Matt Michalski, junior real estate major

“I’m a junior, but I’ve been involved in entrepreneurial activities since my freshman year. I’m explaining to the freshmen how I’ve approached pitches in different events. Since I’m a current student, I’m still doing a lot of these business competitions and pitching things in the real world, so having their new ideas thrown at me is super beneficial, as well.”

Diane Paterson, Twin Cities Small Business Development Center (part of the Schulze School of Entrepreneurship at the University of St. Thomas Opus College of Business)

“We serve all kinds of businesses and some of them are student-based. So coming here and seeing these new ideas is really fun.

“I love the students and their fresh ideas and their excitement. You could tell they were having fun because there was constant buzz in the room. It’s a way for them to get to know each other before school starts and an opportunity for them to share their innovative ideas in a safe environment where no one is going to discount your contribution to this business idea.”

Greg Cash, ’79, runs a medical devices business and is a member of the Schulze School of Entrepreneurship advisory board

“I get a lot of personal satisfaction from mentoring. I got a lot out of my St. Thomas education, so I like to give back whenever I can.

“The fact that they’re incoming freshmen and they’re able to put together a presentation, pitch a product, understand what a value proposition is, that they know how to do a positioning statement – that’s pretty cool. I didn’t get into any of that until I was an upperclassman.”

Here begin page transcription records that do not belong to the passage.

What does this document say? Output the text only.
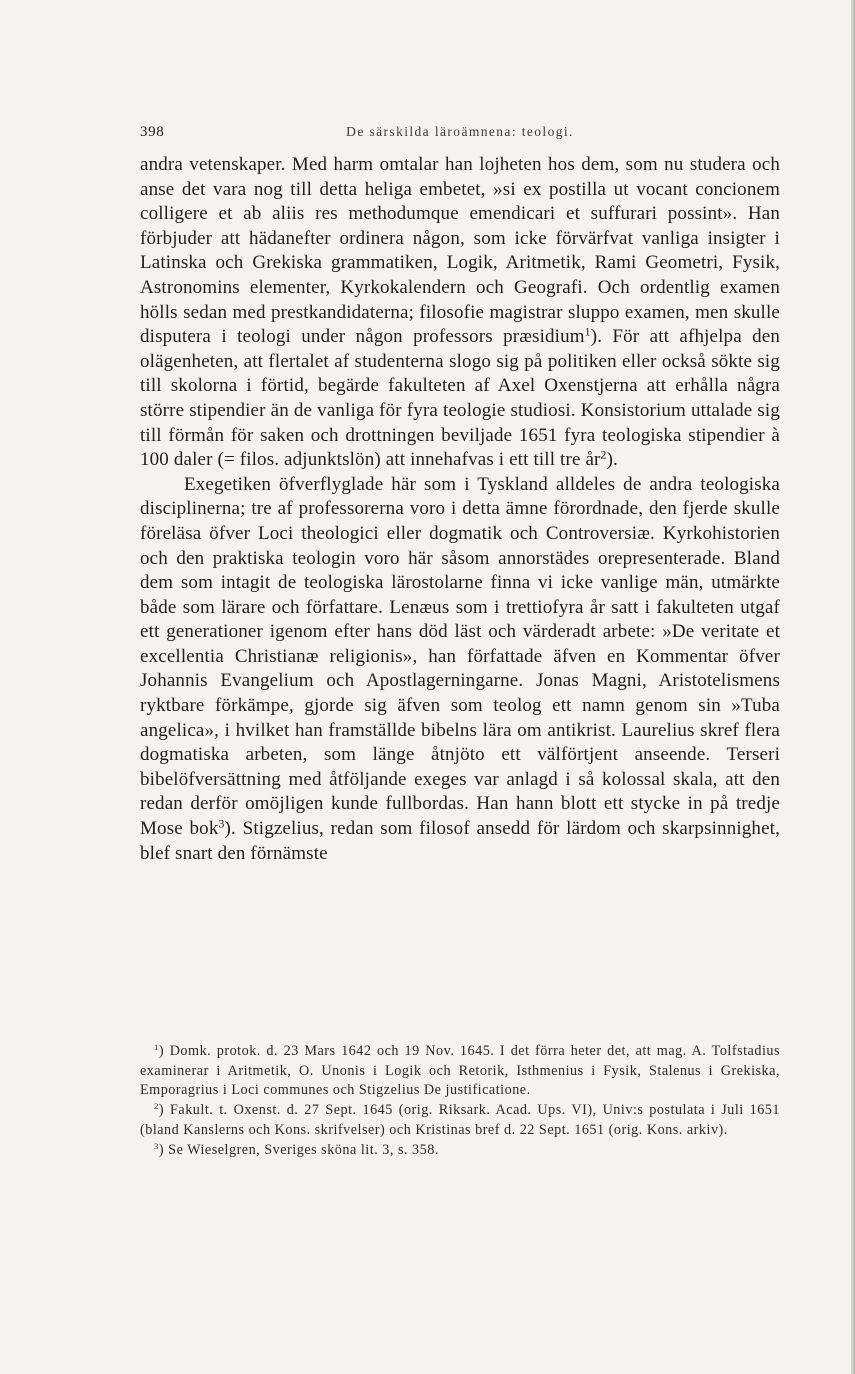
398	De särskilda läroämnena: teologi.

andra vetenskaper. Med harm omtalar han lojheten hos dem, som nu studera och anse det vara nog till detta heliga embetet, »si ex postilla ut vocant concionem colligere et ab aliis res methodumque emendicari et suffurari possint». Han förbjuder att hädanefter ordinera någon, som icke förvärfvat vanliga insigter i Latinska och Grekiska grammatiken, Logik, Aritmetik, Rami Geometri, Fysik, Astronomins elementer, Kyrkokalendern och Geografi. Och ordentlig examen hölls sedan med prestkandidaterna; filosofie magistrar sluppo examen, men skulle disputera i teologi under någon professors præsidium$^1$). För att afhjelpa den olägenheten, att flertalet af studenterna slogo sig på politiken eller också sökte sig till skolorna i förtid, begärde fakulteten af Axel Oxenstjerna att erhålla några större stipendier än de vanliga för fyra teologie studiosi. Konsistorium uttalade sig till förmån för saken och drottningen beviljade 1651 fyra teologiska stipendier à 100 daler (= filos. adjunktslön) att innehafvas i ett till tre $år^2$).

Exegetiken öfverflyglade här som i Tyskland alldeles de andra teologiska disciplinerna; tre af professorerna voro i detta ämne förordnade, den fjerde skulle föreläsa öfver Loci theologici eller dogmatik och Controversiæ. Kyrkohistorien och den praktiska teologin voro här såsom annorstädes orepresenterade. Bland dem som intagit de teologiska lärostolarne finna vi icke vanlige män, utmärkte både som lärare och författare. Lenæus som i trettiofyra år satt i fakulteten utgaf ett generationer igenom efter hans död läst och värderadt arbete: »De veritate et excellentia Christianæ religionis», han författade äfven en Kommentar öfver Johannis Evangelium och Apostlagerningarne. Jonas Magni, Aristotelismens ryktbare förkämpe, gjorde sig äfven som teolog ett namn genom sin »Tuba angelica», i hvilket han framställde bibelns lära om antikrist. Laurelius skref flera dogmatiska arbeten, som länge åtnjöto ett välförtjent anseende. Terseri bibelöfversättning med åtföljande exeges var anlagd i så kolossal skala, att den redan derför omöjligen kunde fullbordas. Han hann blott ett stycke in på tredje Mose bok$^3$). Stigzelius, redan som filosof ansedd för lärdom och skarpsinnighet, blef snart den förnämste

$^1$) Domk. protok. d. 23 Mars 1642 och 19 Nov. 1645. I det förra heter det, att mag. A. Tolfstadius examinerar i Aritmetik, O. Unonis i Logik och Retorik, Isthmenius i Fysik, Stalenus i Grekiska, Emporagrius i Loci communes och Stigzelius De justificatione.

$^2$) Fakult. t. Oxenst. d. 27 Sept. 1645 (orig. Riksark. Acad. Ups. VI), Univ:s postulata i Juli 1651 (bland Kanslerns och Kons. skrifvelser) och Kristinas bref d. 22 Sept. 1651 (orig. Kons. arkiv).

$^3$) Se Wieselgren, Sveriges sköna lit. 3, s. 358.
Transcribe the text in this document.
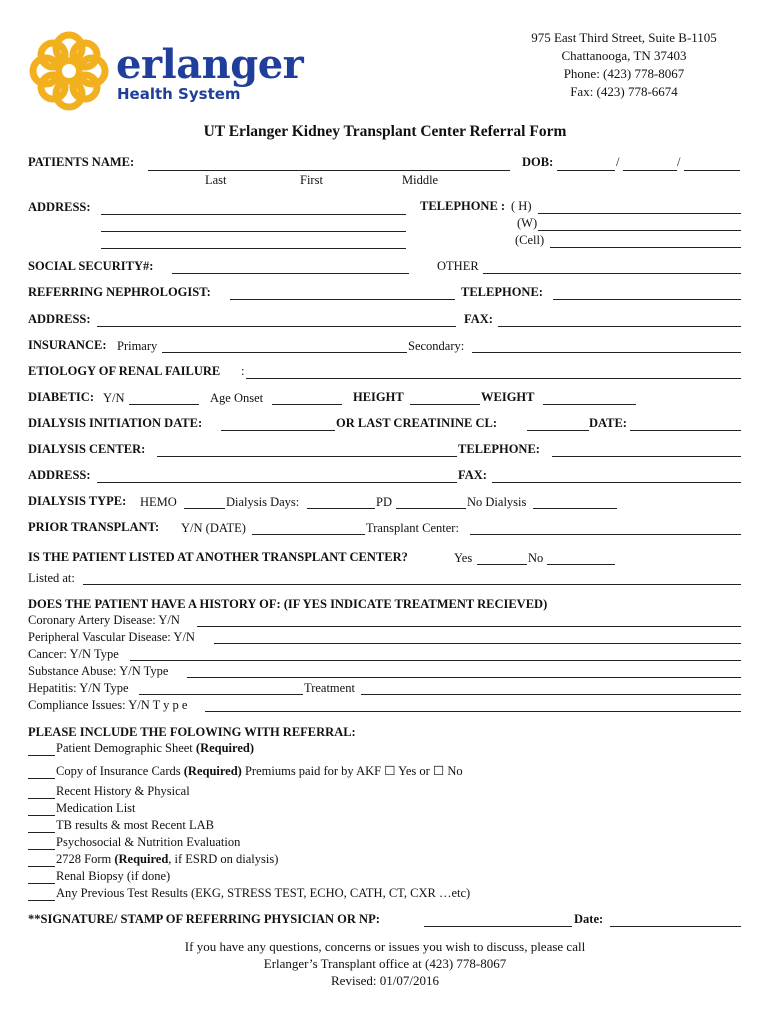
erlanger
Health System
975 East Third Street, Suite B-1105
Chattanooga, TN 37403
Phone: (423) 778-8067
Fax: (423) 778-6674
UT Erlanger Kidney Transplant Center Referral Form
PATIENTS NAME:	DOB:	/	/
Last	First	Middle
ADDRESS:	TELEPHONE : ( H)
(W)
(Cell)
SOCIAL SECURITY#:	OTHER
REFERRING NEPHROLOGIST:	TELEPHONE:
ADDRESS:	FAX:
INSURANCE: Primary	Secondary:
ETIOLOGY OF RENAL FAILURE :
DIABETIC: Y/N	Age Onset	HEIGHT	WEIGHT
DIALYSIS INITIATION DATE:	OR LAST CREATININE CL:	DATE:
DIALYSIS CENTER:	TELEPHONE:
ADDRESS:	FAX:
DIALYSIS TYPE: HEMO	Dialysis Days:	PD	No Dialysis
PRIOR TRANSPLANT: Y/N (DATE)	Transplant Center:
IS THE PATIENT LISTED AT ANOTHER TRANSPLANT CENTER?	Yes	No
Listed at:
DOES THE PATIENT HAVE A HISTORY OF: (IF YES INDICATE TREATMENT RECIEVED)
Coronary Artery Disease: Y/N
Peripheral Vascular Disease: Y/N
Cancer: Y/N Type
Substance Abuse: Y/N Type
Hepatitis: Y/N Type	Treatment
Compliance Issues: Y/N T y p e
PLEASE INCLUDE THE FOLOWING WITH REFERRAL:
Patient Demographic Sheet (Required)
Copy of Insurance Cards (Required) Premiums paid for by AKF ☐ Yes or ☐ No
Recent History & Physical
Medication List
TB results & most Recent LAB
Psychosocial & Nutrition Evaluation
2728 Form (Required, if ESRD on dialysis)
Renal Biopsy (if done)
Any Previous Test Results (EKG, STRESS TEST, ECHO, CATH, CT, CXR …etc)
**SIGNATURE/ STAMP OF REFERRING PHYSICIAN OR NP:	Date:
If you have any questions, concerns or issues you wish to discuss, please call
Erlanger’s Transplant office at (423) 778-8067
Revised: 01/07/2016
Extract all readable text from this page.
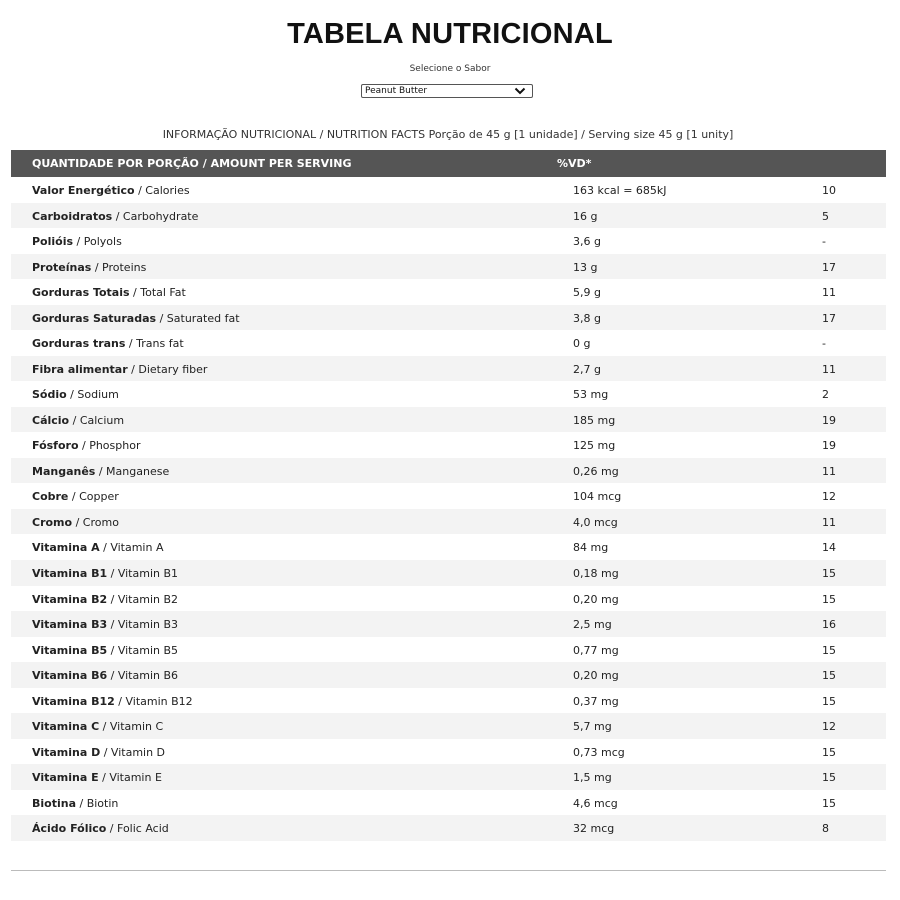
TABELA NUTRICIONAL
Selecione o Sabor
Peanut Butter
INFORMAÇÃO NUTRICIONAL / NUTRITION FACTS Porção de 45 g [1 unidade] / Serving size 45 g [1 unity]
QUANTIDADE POR PORÇÃO / AMOUNT PER SERVING	%VD*
Valor Energético / Calories	163 kcal = 685kJ	10
Carboidratos / Carbohydrate	16 g	5
Polióis / Polyols	3,6 g	-
Proteínas / Proteins	13 g	17
Gorduras Totais / Total Fat	5,9 g	11
Gorduras Saturadas / Saturated fat	3,8 g	17
Gorduras trans / Trans fat	0 g	-
Fibra alimentar / Dietary fiber	2,7 g	11
Sódio / Sodium	53 mg	2
Cálcio / Calcium	185 mg	19
Fósforo / Phosphor	125 mg	19
Manganês / Manganese	0,26 mg	11
Cobre / Copper	104 mcg	12
Cromo / Cromo	4,0 mcg	11
Vitamina A / Vitamin A	84 mg	14
Vitamina B1 / Vitamin B1	0,18 mg	15
Vitamina B2 / Vitamin B2	0,20 mg	15
Vitamina B3 / Vitamin B3	2,5 mg	16
Vitamina B5 / Vitamin B5	0,77 mg	15
Vitamina B6 / Vitamin B6	0,20 mg	15
Vitamina B12 / Vitamin B12	0,37 mg	15
Vitamina C / Vitamin C	5,7 mg	12
Vitamina D / Vitamin D	0,73 mcg	15
Vitamina E / Vitamin E	1,5 mg	15
Biotina / Biotin	4,6 mcg	15
Ácido Fólico / Folic Acid	32 mcg	8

Martha McCarthy Krueger, ’11, co-founder of a social media marketing agency

“I’m a big proponent of entrepreneurship. It’s opened my life since discovering what it’s all about and how to think about business plans and value propositions, all of that. I’m really passionate about it. It’s fun to be able to interface with the younger generation who shares that interest and help answer their questions or steer them in the right direction whenever possible.

“I hope this opens their eyes to innovation and entrepreneurship and lets them know it’s something they’re capable of. You’re not too young or too inexperienced to come up with an idea that’s compelling to someone. Hopefully they get a feel for something they enjoy and that if they have ideas, it’s fun to work through them and problem solve, hash things out and bounce ideas off of other people.”